Affaire Lyhanna : l’exécutif refuse les réponses dans l’urgence et attend les conclusions des inspections
Affaire Lyhanna : l’exécutif refuse les réponses dans l’urgence et attend les conclusions des inspections

Le président de la République Emmanuel Macron a appelé mercredi à ne pas céder à l’émotion ou aux réactions immédiates après l’affaire Lyhanna, qui a profondément bouleversé l’opinion publique. Lors du Conseil des ministres, le chef de l’État a reconnu l’existence de « dysfonctionnements manifestes » et estimé que cette affaire soulevait plus largement la question de la confiance des citoyens envers les institutions. Il a également adressé son soutien à la famille de la jeune victime, tout en plaidant pour une réponse fondée sur les faits plutôt que sur la pression du moment.

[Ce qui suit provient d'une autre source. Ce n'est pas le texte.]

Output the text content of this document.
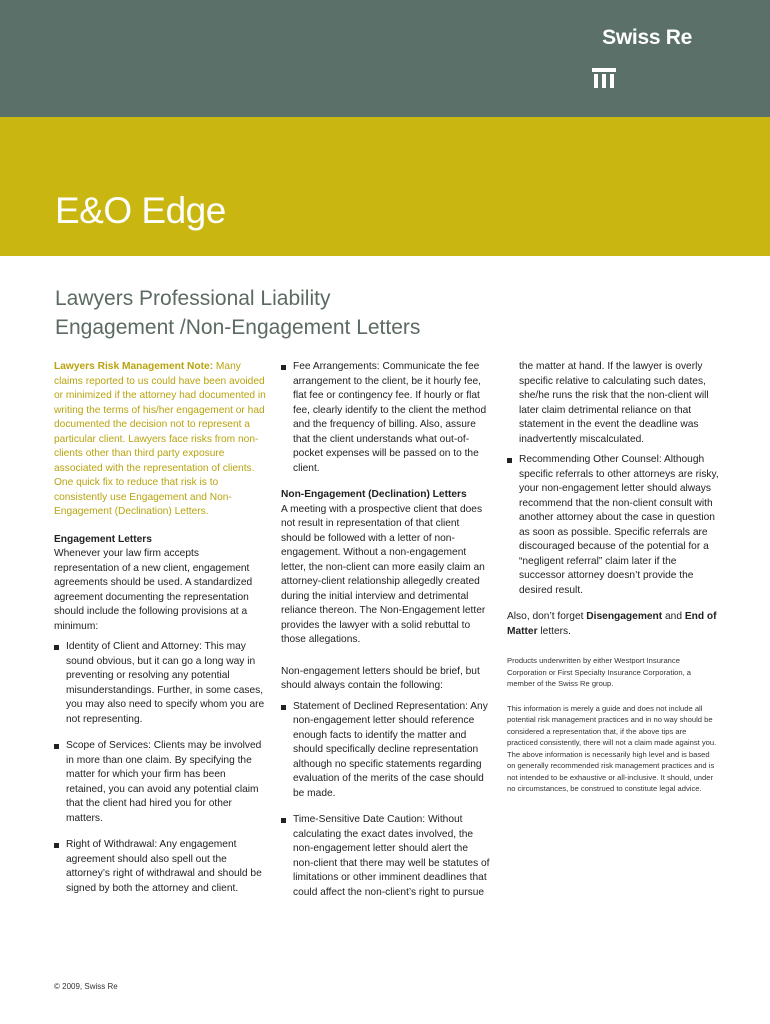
Swiss Re
E&O Edge
Lawyers Professional Liability
Engagement /Non-Engagement Letters

Lawyers Risk Management Note: Many claims reported to us could have been avoided or minimized if the attorney had documented in writing the terms of his/her engagement or had documented the decision not to represent a particular client. Lawyers face risks from non-clients other than third party exposure associated with the representation of clients. One quick fix to reduce that risk is to consistently use Engagement and Non-Engagement (Declination) Letters.

Engagement Letters

Whenever your law firm accepts representation of a new client, engagement agreements should be used. A standardized agreement documenting the representation should include the following provisions at a minimum:

Identity of Client and Attorney: This may sound obvious, but it can go a long way in preventing or resolving any potential misunderstandings. Further, in some cases, you may also need to specify whom you are not representing.
Scope of Services: Clients may be involved in more than one claim. By specifying the matter for which your firm has been retained, you can avoid any potential claim that the client had hired you for other matters.
Right of Withdrawal: Any engagement agreement should also spell out the attorney’s right of withdrawal and should be signed by both the attorney and client.
Fee Arrangements: Communicate the fee arrangement to the client, be it hourly fee, flat fee or contingency fee. If hourly or flat fee, clearly identify to the client the method and the frequency of billing. Also, assure that the client understands what out-of-pocket expenses will be passed on to the client.

Non-Engagement (Declination) Letters

A meeting with a prospective client that does not result in representation of that client should be followed with a letter of non-engagement. Without a non-engagement letter, the non-client can more easily claim an attorney-client relationship allegedly created during the initial interview and detrimental reliance thereon. The Non-Engagement letter provides the lawyer with a solid rebuttal to those allegations.

Non-engagement letters should be brief, but should always contain the following:

Statement of Declined Representation: Any non-engagement letter should reference enough facts to identify the matter and should specifically decline representation although no specific statements regarding evaluation of the merits of the case should be made.
Time-Sensitive Date Caution: Without calculating the exact dates involved, the non-engagement letter should alert the non-client that there may well be statutes of limitations or other imminent deadlines that could affect the non-client’s right to pursue

the matter at hand. If the lawyer is overly specific relative to calculating such dates, she/he runs the risk that the non-client will later claim detrimental reliance on that statement in the event the deadline was inadvertently miscalculated.

Recommending Other Counsel: Although specific referrals to other attorneys are risky, your non-engagement letter should always recommend that the non-client consult with another attorney about the case in question as soon as possible. Specific referrals are discouraged because of the potential for a “negligent referral” claim later if the successor attorney doesn’t provide the desired result.

Also, don’t forget Disengagement and End of Matter letters.

Products underwritten by either Westport Insurance Corporation or First Specialty Insurance Corporation, a member of the Swiss Re group.

This information is merely a guide and does not include all potential risk management practices and in no way should be considered a representation that, if the above tips are practiced consistently, there will not a claim made against you. The above information is necessarily high level and is based on generally recommended risk management practices and is not intended to be exhaustive or all-inclusive. It should, under no circumstances, be construed to constitute legal advice.

© 2009, Swiss Re
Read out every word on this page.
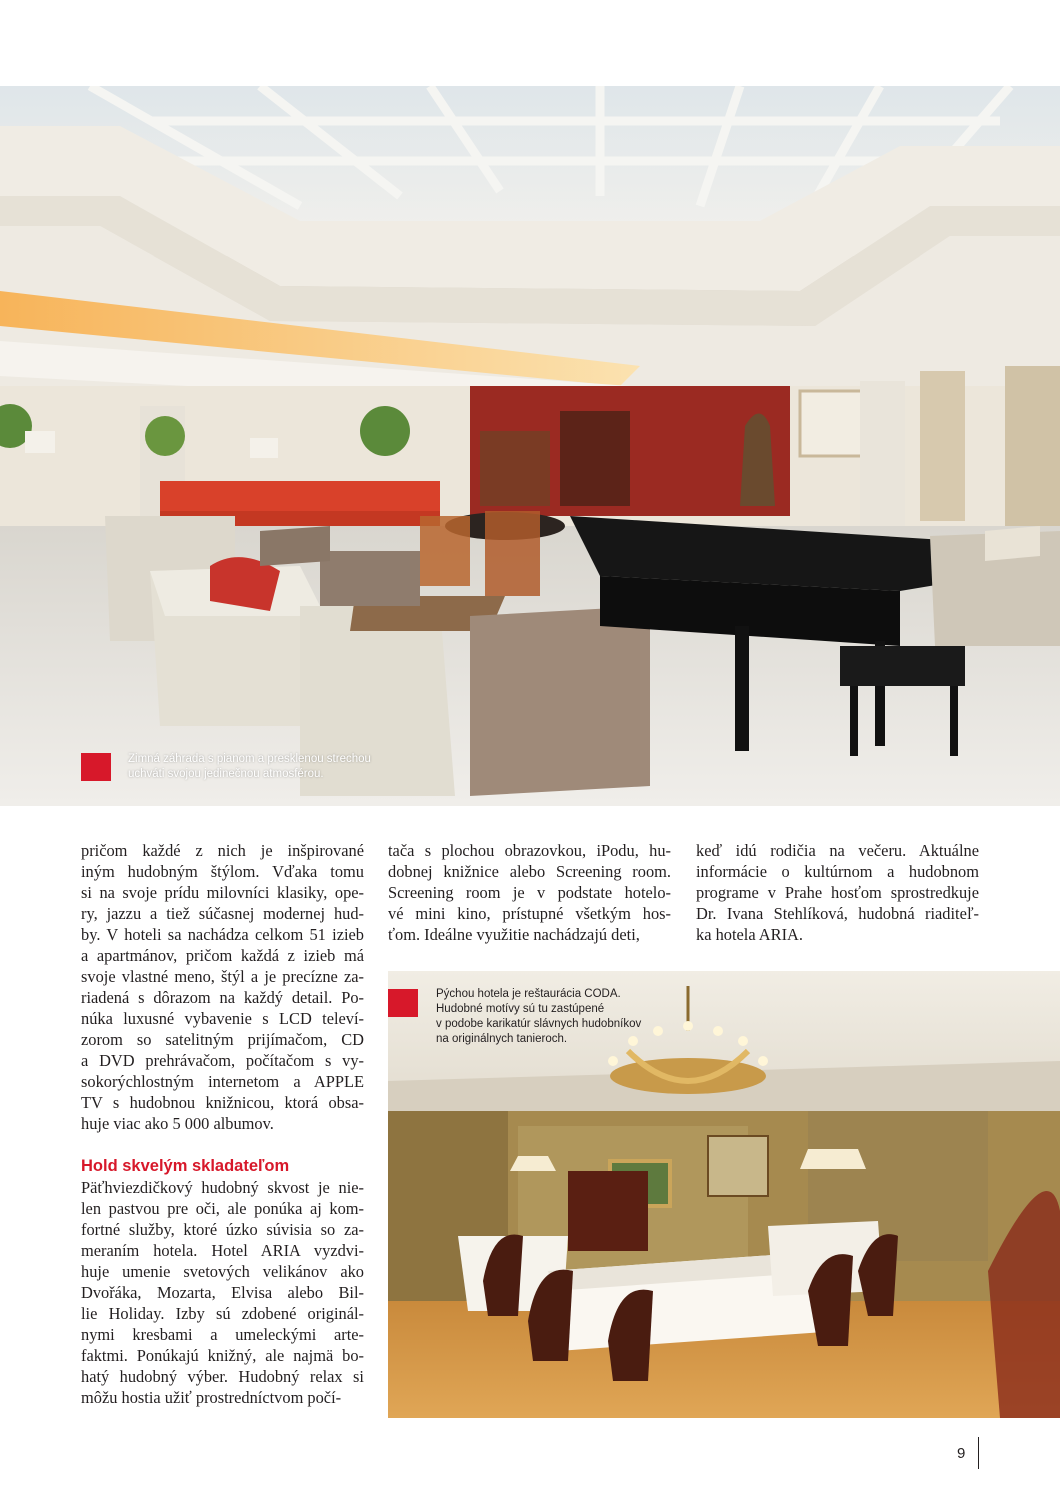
Zimná záhrada s pianom a presklenou strechou
uchváti svojou jedinečnou atmosférou.

pričom každé z nich je inšpirované
iným hudobným štýlom. Vďaka tomu
si na svoje prídu milovníci klasiky, ope-
ry, jazzu a tiež súčasnej modernej hud-
by. V hoteli sa nachádza celkom 51 izieb
a apartmánov, pričom každá z izieb má
svoje vlastné meno, štýl a je precízne za-
riadená s dôrazom na každý detail. Po-
núka luxusné vybavenie s LCD televí-
zorom so satelitným prijímačom, CD
a DVD prehrávačom, počítačom s vy-
sokorýchlostným internetom a APPLE
TV s hudobnou knižnicou, ktorá obsa-
huje viac ako 5 000 albumov.

Hold skvelým skladateľom

Päťhviezdičkový hudobný skvost je nie-
len pastvou pre oči, ale ponúka aj kom-
fortné služby, ktoré úzko súvisia so za-
meraním hotela. Hotel ARIA vyzdvi-
huje umenie svetových velikánov ako
Dvořáka, Mozarta, Elvisa alebo Bil-
lie Holiday. Izby sú zdobené originál-
nymi kresbami a umeleckými arte-
faktmi. Ponúkajú knižný, ale najmä bo-
hatý hudobný výber. Hudobný relax si
môžu hostia užiť prostredníctvom počí-

tača s plochou obrazovkou, iPodu, hu-
dobnej knižnice alebo Screening room.
Screening room je v podstate hotelo-
vé mini kino, prístupné všetkým hos-
ťom. Ideálne využitie nachádzajú deti,

keď idú rodičia na večeru. Aktuálne
informácie o kultúrnom a hudobnom
programe v Prahe hosťom sprostredkuje
Dr. Ivana Stehlíková, hudobná riaditeľ-
ka hotela ARIA.

Pýchou hotela je reštaurácia CODA.
Hudobné motívy sú tu zastúpené
v podobe karikatúr slávnych hudobníkov
na originálnych tanieroch.
9
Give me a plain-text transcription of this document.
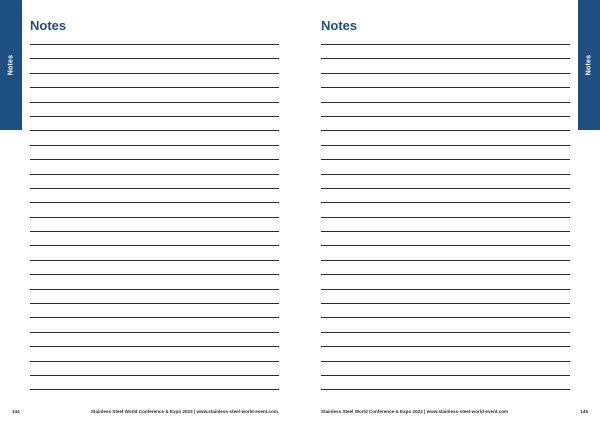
Notes
Notes
144	Stainless Steel World Conference & Expo 2023 | www.stainless-steel-world-event.com
Notes
Notes
Stainless Steel World Conference & Expo 2023 | www.stainless-steel-world-event.com	145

Selon la porte-parole du gouvernement Maud Bregeon, Emmanuel Macron a insisté sur la nécessité d’identifier précisément les responsabilités engagées, qu’elles soient individuelles ou liées à d’éventuelles défaillances structurelles au sein des services publics concernés. Le président souhaite attendre les conclusions des inspections en cours, attendues le 19 juin, afin de déterminer les mesures à prendre et les éventuelles réformes à engager.

Des responsabilités et des moyens au cœur du débat

L’exécutif assure qu’aucune piste ne sera écartée à l’issue des investigations. Si des sanctions doivent être prises ou si le projet de loi sur la protection de l’enfance nécessite des modifications, celles-ci seront décidées à la lumière des conclusions des enquêtes administratives. Le gouvernement affirme également qu’aucun acteur institutionnel ne pourra échapper à un examen de ses responsabilités dans cette affaire particulièrement sensible.

Interrogée sur les critiques visant le manque de moyens de la justice, Maud Bregeon a défendu l’action du gouvernement en rappelant que le budget du ministère n’avait jamais atteint un niveau aussi élevé. La question des ressources allouées aux institutions judiciaires et de protection de l’enfance s’est imposée dans le débat public depuis le drame, alimentant les interrogations sur la capacité des services concernés à prévenir ce type de situation.